À titre préliminaire, le Professeur Pierre-Yves Gautier a souhaité replacer temporellement cette réforme des contrats spéciaux. La réforme du droit des contrats par l’ordonnance n° 2016-131 du 10 février 2016 N° Lexbase : L4857KYK a eu un fort impact et une incursion dans le droit des contrats spéciaux. Ainsi, deux projets de réforme ont été proposés, le premier naquit de la « Commission Henri Capitant » où les différents universitaires et juristes souhaitaient créer un droit des contrats spéciaux et des obligations spéciales. Puis le projet de la Commission nommée par la Chancellerie et présidée par le Professeur Stoffel-Munck ayant été sollicité en mars 2020.

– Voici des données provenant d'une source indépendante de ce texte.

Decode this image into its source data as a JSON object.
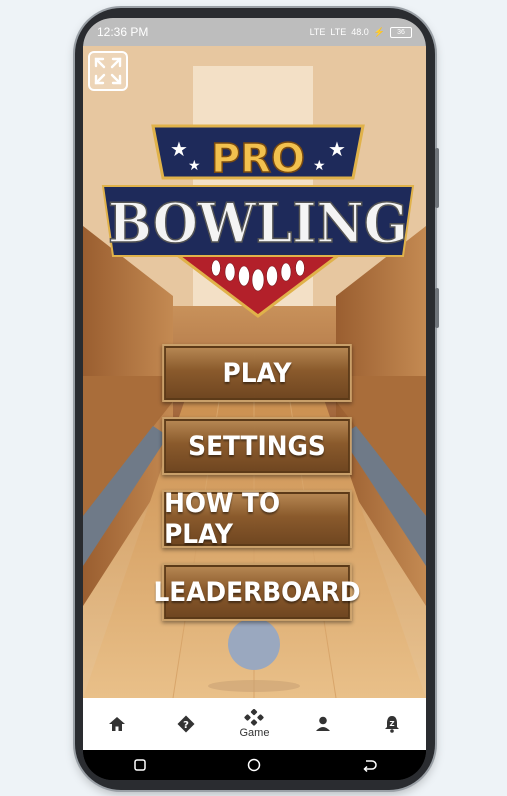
{
  "status_bar": {
    "time": "12:36 PM",
    "signal1": "LTE",
    "signal2": "LTE",
    "speed": "48.0",
    "battery": "36"
  },
  "game": {
    "logo": {
      "line1": "PRO",
      "line2": "BOWLING"
    },
    "menu": [
      {
        "label": "PLAY"
      },
      {
        "label": "SETTINGS"
      },
      {
        "label": "HOW TO PLAY"
      },
      {
        "label": "LEADERBOARD"
      }
    ]
  },
  "bottom_nav": {
    "items": [
      {
        "icon": "home-icon",
        "label": ""
      },
      {
        "icon": "help-icon",
        "label": ""
      },
      {
        "icon": "gamepad-icon",
        "label": "Game"
      },
      {
        "icon": "profile-icon",
        "label": ""
      },
      {
        "icon": "notification-icon",
        "label": ""
      }
    ]
  }
}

La philosophie qui gouverne ces deux commissions est celle de garder la tradition civiliste émanant de Portalis, légiférer dans la continuité de la réforme de 2016, qui a considérablement modernisé le droit des contrats, ainsi que répondre au besoin d’un droit écrit mais sans trop écrire.

Plus précisément, le contrat d'entreprise est un contrat où il reste « beaucoup à construire ». Le Code civil de 1804 l'évoquait, mais de façon insuffisante alors qu'aujourd'hui, ce dernier fait l’objet d’une utilisation plus accrue notamment dans le domaine du droit de l’immobilier.

Toutefois, comme le rappelle le Professeur Pierre Yves Gautier, le projet de réforme ne souhaite pas se borner à légiférer les jurisprudences, mais vise à effectuer un travail de réflexion pour proposer des règles intelligibles pouvant gouverner les différents contrats spéciaux tout en ayant vocation à durer dans le temps, et ce, malgré les évolutions.

I. Le prix : définition et révision (intervention de Maître Manon Brauge)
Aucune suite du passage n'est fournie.